Les mots qui tuent. Tel était le titre de mon premier texte publié dans La Presse, le 11 mars 2001. Une jeune fille venait d'être expulsée d'une école secondaire parce qu'elle avait décidé de mettre fin au harcèlement vécu, depuis septembre, par un groupe de jeunes de son école. Elle en était venue à hurler sa rage parce que les adultes autour d'elle n'avaient pas réagi.

Vendredi dernier dans La Presse, le texte intitulé Les mots qui tuent rapportait qu'une jeune Anglaise s'était suicidée après avoir reçu des messages haineux sur internet. Le même contexte. La même haine. Mais aujourd'hui, l'intimidation déborde de la cour d'école. C'est le monde entier, par le cyberespace, qui en est témoin. Cette mort tragique n'est pas sans rappeler celle de Marjorie Raymond, qui avait, elle aussi, été victime d'intimidation à répétition.

L'amour est cent fois meilleur que la haine. Jack Layton nous l'a dit et écrit dans son ultime et dernier adieu. Le plus charismatique des chefs du NPD souhaitait changer le monde. Cet homme profondément humain aurait aimé vivre dans un monde meilleur. Mais même si nous en connaissons les éléments (amour, espoir, optimisme), pourquoi n'y arrivons-nous pas?

À l'école, comme au travail, sur la route, et de plus en plus souvent sur le web et dans les médias, de moins en moins sociaux, se produisent des incidents violents, désobligeants, haineux. Jour après jour. Partout dans le monde. Des crimes contre une personne ou un groupe d'individus. Le harcèlement prend des proportions endémiques. Le web, capable du meilleur comme du pire, s'attaque aux plus faibles. Mais personne ne serait à l'abri. Changer d'école ou d'emploi, et votre vie peut basculer du jour au lendemain.

Tout comme Jack Layton, j'aurais aimé que «les choses» changent plus vite. Douze ans après mon premier texte d'opinion sur le sujet, force est de constater que loin de s'améliorer, le harcèlement prend des proportions encore plus grandes.

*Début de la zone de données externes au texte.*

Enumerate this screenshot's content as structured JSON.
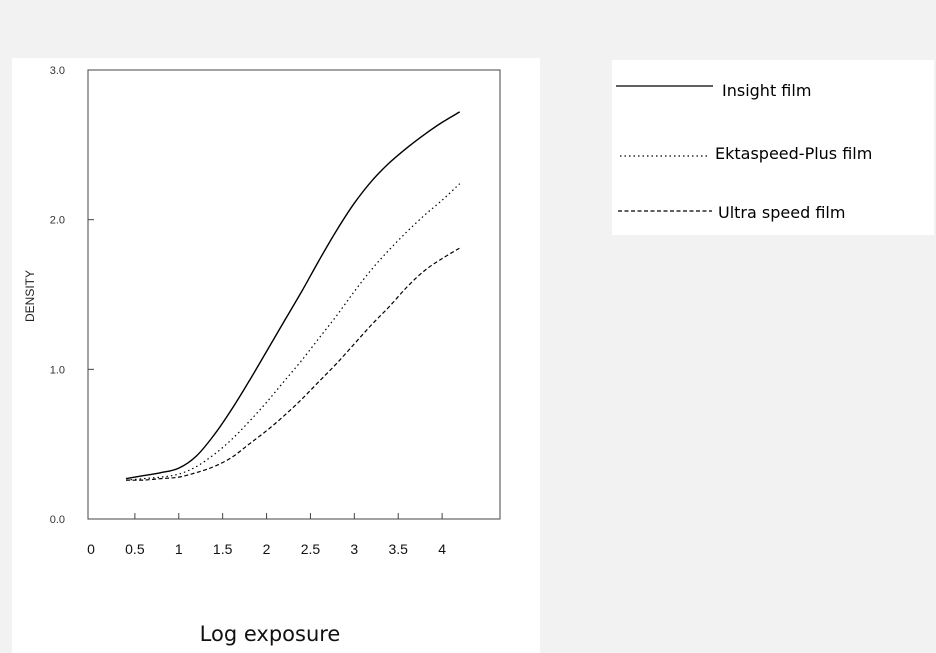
{
  "chart_data": {
    "type": "line",
    "xlabel": "Log exposure",
    "ylabel": "DENSITY",
    "xlim": [
      0,
      4.5
    ],
    "ylim": [
      0,
      3.0
    ],
    "y_ticks": [
      "0.0",
      "1.0",
      "2.0",
      "3.0"
    ],
    "x_ticks": [
      "0",
      "0.5",
      "1",
      "1.5",
      "2",
      "2.5",
      "3",
      "3.5",
      "4"
    ],
    "legend_position": "right",
    "grid": false,
    "series": [
      {
        "name": "Insight film",
        "style": "solid",
        "x": [
          0.4,
          0.6,
          0.8,
          1.0,
          1.2,
          1.4,
          1.6,
          1.8,
          2.0,
          2.2,
          2.4,
          2.6,
          2.8,
          3.0,
          3.2,
          3.4,
          3.6,
          3.8,
          4.0,
          4.2
        ],
        "y": [
          0.27,
          0.29,
          0.31,
          0.34,
          0.42,
          0.56,
          0.73,
          0.92,
          1.12,
          1.32,
          1.52,
          1.73,
          1.93,
          2.11,
          2.26,
          2.38,
          2.48,
          2.57,
          2.65,
          2.72
        ]
      },
      {
        "name": "Ektaspeed-Plus film",
        "style": "dotted",
        "x": [
          0.4,
          0.6,
          0.8,
          1.0,
          1.2,
          1.4,
          1.6,
          1.8,
          2.0,
          2.2,
          2.4,
          2.6,
          2.8,
          3.0,
          3.2,
          3.4,
          3.6,
          3.8,
          4.0,
          4.2
        ],
        "y": [
          0.26,
          0.27,
          0.28,
          0.3,
          0.35,
          0.43,
          0.53,
          0.65,
          0.78,
          0.92,
          1.06,
          1.21,
          1.36,
          1.52,
          1.67,
          1.8,
          1.92,
          2.03,
          2.13,
          2.24
        ]
      },
      {
        "name": "Ultra speed film",
        "style": "dashed",
        "x": [
          0.4,
          0.6,
          0.8,
          1.0,
          1.2,
          1.4,
          1.6,
          1.8,
          2.0,
          2.2,
          2.4,
          2.6,
          2.8,
          3.0,
          3.2,
          3.4,
          3.6,
          3.8,
          4.0,
          4.2
        ],
        "y": [
          0.26,
          0.26,
          0.27,
          0.28,
          0.31,
          0.35,
          0.41,
          0.5,
          0.59,
          0.69,
          0.8,
          0.92,
          1.04,
          1.17,
          1.3,
          1.42,
          1.55,
          1.66,
          1.74,
          1.81
        ]
      }
    ]
  },
  "colors": {
    "line": "#000000",
    "axis": "#444444",
    "panel": "#ffffff",
    "background": "#f2f2f2"
  }
}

Le Canada fait piètre figure en ce qui concerne l'intimidation et le harcèlement, selon l'Institut de recherche en santé du Canada. Au moins un adolescent sur trois raconte avoir déjà été victime d'intimidation à l'école. Selon un rapport de l'UNICEF, les petits Canadiens se classent au 21e rang sur 29 pays pour le nombre de jeunes (35%) à avoir eu recours à l'intimidation dans la dernière année.

À ce jour, plus d'une centaine de programmes existent pour contrer l'intimidation à l'école. Un projet de loi a même été adopté en juin 2012 par l'Assemblée nationale du Québec. Des campagnes, des semaines de sensibilisation, des conférences. Certains jeunes m'ont même avoué être «tanné d'en entendre parler». Le projet loi 56 a-t-il changé quelque chose dans la réalité de nos écoles?

Malheureusement, je ne crois pas. Pas encore. C'est sûr qu'il faut du temps pour changer nos comportements. Y a-t-il de l'espoir? J'aimerais répondre que oui, mais quand je vois et constate l'attitude de ceux qui sont censés protéger, enseigner, intervenir, auprès de nos jeunes, je perds, un peu, confiance.

Pourrait-on dire que l'intimidation n'est pas propre aux élèves? Que le problème existe ailleurs dans la société et qu'il est bien ancré? À quand un projet de loi pour protéger les 40% de travailleurs canadiens qui font l'objet d'intimidation semaine après semaine?

Ce n'est pas banal tout ça. C'est bien plus que le pourcentage d'élèves rejetés à l'école. Cela veut dire que le harcèlement commence, peut-être à l'école, mais qu'il ne finit pas là. Bien au contraire. Il se perpétue et se continue à la maison, au travail, sur la route et dans les médias. Que nos enfants nous imitent. Qu'ils reproduisent, hélas, toutes les incivilités dont ils sont témoins. Ces micro-violences quotidiennes répétées ne passent pas inaperçues. Faites ce que je dis, mais ne faites pas ce que je fais, n'est pas un modèle éducatif à privilégier.